NOTES TO CONSOLIDATED FINANCIAL STATEMENTS

The accompanying consolidated financial statements and the supporting and supplemental material are the responsibility of the management of Exxon Mobil Corporation.

The Corporation’s principal business is energy, involving the worldwide exploration, production, transportation and sale of crude oil and natural gas (Upstream) and the manufacture, transportation and sale of petroleum products (Downstream). The Corporation is also a major worldwide manufacturer and marketer of petrochemicals (Chemical) and participates in electric power generation (Upstream).

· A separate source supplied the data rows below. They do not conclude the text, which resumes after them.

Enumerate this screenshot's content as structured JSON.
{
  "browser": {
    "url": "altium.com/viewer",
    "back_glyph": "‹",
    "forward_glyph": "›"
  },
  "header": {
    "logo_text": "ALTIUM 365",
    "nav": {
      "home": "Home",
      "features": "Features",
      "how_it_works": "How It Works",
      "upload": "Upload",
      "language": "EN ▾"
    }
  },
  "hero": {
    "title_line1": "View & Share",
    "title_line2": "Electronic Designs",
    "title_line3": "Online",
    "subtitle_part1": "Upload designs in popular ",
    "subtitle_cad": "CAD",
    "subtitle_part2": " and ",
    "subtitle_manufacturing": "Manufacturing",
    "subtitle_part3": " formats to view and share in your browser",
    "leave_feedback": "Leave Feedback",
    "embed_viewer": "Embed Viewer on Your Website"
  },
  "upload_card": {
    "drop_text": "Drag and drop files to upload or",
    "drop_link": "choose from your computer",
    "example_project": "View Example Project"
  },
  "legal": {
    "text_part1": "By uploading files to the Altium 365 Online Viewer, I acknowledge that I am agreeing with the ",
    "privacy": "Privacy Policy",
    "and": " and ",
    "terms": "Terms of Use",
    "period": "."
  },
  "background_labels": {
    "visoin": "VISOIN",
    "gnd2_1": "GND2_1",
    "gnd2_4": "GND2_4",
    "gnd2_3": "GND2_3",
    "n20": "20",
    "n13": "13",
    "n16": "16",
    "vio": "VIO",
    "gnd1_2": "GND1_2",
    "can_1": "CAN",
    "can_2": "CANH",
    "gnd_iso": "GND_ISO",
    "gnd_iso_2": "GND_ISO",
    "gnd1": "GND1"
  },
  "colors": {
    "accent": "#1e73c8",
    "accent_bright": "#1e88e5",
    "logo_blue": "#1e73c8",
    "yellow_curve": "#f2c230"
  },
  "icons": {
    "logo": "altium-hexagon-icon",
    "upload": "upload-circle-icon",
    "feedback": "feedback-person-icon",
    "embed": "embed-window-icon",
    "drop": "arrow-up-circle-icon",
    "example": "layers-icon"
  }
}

The preparation of financial statements in conformity with U.S. Generally Accepted Accounting Principles (GAAP) requires management to make estimates that affect the reported amounts of assets, liabilities, revenues and expenses and the disclosure of contingent assets and liabilities. Actual results could differ from these estimates. Prior years’ data has been reclassified in certain cases to conform to the 2006 presentation basis.

1. Summary of Accounting Policies

Principles of Consolidation. The Consolidated Financial Statements include the accounts of those significant subsidiaries owned directly or indirectly with more than 50 percent of the voting rights held by the Corporation and for which other shareholders do not possess the right to participate in significant management decisions. They also include the Corporation’s share of the undivided interest in certain upstream assets and liabilities. Additionally, the Corporation consolidates certain affiliates identified as variable-interest entities in which it has less than a majority ownership, because of guarantees or other arrangements that create majority economic interests in those affiliates that are greater than the Corporation’s voting interests.

Amounts representing the Corporation’s percentage interest in the underlying net assets of other significant subsidiaries and less-than-majority-owned companies in which a significant ownership percentage interest is held are included in “Investments and advances”; the Corporation’s share of the net income of these companies is included in the Consolidated Statement of Income caption “Income from equity affiliates.” The Corporation’s share of the cumulative foreign exchange translation adjustment for equity method investments is reported in the Consolidated Statement of Shareholders’ Equity. Evidence of loss in value that might indicate impairment of investments in companies accounted for on the equity method is assessed to determine if such evidence represents a loss in value of the Corporation’s investment that is other than temporary. Examples of key indicators include a history of operating losses, a negative earnings and cash flow outlook, significant downward revisions to oil and gas reserves, and the financial condition and prospects for the investee’s business segment or geographic region. If evidence of an other than temporary loss in fair value below carrying amount is determined, an impairment is recognized. In the absence of market prices for the investment, discounted cash flows are used to assess fair value.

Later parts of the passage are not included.